"Your wife declares----"
"Oh yes--oh yes. I know what she declares. Well, these things are not to be threshed out in five minutes. Mr. Walker," he stopped short before George, "do you wish to marry Lesbia?"
"With all my heart and soul. We have come together again and last night we renewed our love-vows."
"They should never have been broken," said Charvington impatiently.
"They never were, save by circumstances," said George solemnly, "our hearts were always true," and he related the plotting of Maud and Walter Hale.
"Devils! Devils!" muttered Charvington, with another stamp, "and it's all my fault--all my fault."
"What!" George scarcely knew if he had heard aright.
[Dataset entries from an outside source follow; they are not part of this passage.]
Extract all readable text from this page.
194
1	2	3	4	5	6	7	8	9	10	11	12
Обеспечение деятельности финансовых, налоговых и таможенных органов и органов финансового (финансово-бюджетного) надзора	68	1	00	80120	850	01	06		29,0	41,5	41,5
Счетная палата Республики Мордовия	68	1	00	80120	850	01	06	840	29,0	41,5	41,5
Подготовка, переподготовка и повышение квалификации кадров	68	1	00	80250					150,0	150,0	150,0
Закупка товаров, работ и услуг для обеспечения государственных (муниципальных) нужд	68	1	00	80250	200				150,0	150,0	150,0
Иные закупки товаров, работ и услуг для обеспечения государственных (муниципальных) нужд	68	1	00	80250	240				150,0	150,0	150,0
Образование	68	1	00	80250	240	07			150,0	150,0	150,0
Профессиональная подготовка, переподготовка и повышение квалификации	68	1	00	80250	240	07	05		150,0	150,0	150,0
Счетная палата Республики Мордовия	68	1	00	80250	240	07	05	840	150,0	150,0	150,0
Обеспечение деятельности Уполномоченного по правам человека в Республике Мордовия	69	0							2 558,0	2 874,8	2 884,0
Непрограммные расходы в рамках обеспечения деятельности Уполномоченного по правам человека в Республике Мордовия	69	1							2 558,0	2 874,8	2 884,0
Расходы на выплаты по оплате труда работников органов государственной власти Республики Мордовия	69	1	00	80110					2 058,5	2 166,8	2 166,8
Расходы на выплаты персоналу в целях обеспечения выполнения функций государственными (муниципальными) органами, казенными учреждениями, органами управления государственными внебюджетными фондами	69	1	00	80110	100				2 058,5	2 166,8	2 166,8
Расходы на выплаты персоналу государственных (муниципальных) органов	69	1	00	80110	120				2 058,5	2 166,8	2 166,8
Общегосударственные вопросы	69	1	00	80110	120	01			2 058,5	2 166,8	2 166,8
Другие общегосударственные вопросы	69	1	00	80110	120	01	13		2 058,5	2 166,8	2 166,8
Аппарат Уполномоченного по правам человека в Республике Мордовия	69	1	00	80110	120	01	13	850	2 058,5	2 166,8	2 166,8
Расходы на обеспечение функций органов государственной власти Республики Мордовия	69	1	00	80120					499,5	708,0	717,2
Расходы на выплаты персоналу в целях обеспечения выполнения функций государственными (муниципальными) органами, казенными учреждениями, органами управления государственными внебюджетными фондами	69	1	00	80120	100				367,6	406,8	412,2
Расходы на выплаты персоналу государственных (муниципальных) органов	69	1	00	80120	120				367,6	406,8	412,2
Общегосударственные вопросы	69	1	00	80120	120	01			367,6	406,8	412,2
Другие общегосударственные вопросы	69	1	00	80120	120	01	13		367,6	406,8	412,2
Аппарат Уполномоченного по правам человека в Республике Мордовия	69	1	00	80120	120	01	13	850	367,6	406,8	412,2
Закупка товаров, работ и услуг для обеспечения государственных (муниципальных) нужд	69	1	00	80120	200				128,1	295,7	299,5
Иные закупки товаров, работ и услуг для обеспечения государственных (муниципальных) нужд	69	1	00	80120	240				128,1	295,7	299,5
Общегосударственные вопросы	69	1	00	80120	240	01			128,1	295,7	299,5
"All my fault I say." Charvington clutched his head with an expression of pain. "You do not know, you can't guess--you--you--never mind. I'll put an end to all this. You shall marry Lesbia and make her happy. I shall settle Hale once and for all. Come, what is your idea?"
"My idea," said George deliberately, "was, when I entered this room, to ask you to give me enough, as a loan, to marry Lesbia, so that I could take her to Australia or Canada and begin a new life. But now I have changed my mind, as I can guess that in some way you can arrange matters without my having to adopt such an extreme course."
"Yes," said Charvington quietly; "I believe that I can arrange matters and in a very surprising way. They should have been arranged long ago, only for the fact that I had not the courage. It is very hard to do right sometimes. But the time has come. Mr. Walker, in three days certain people must be brought together into this room."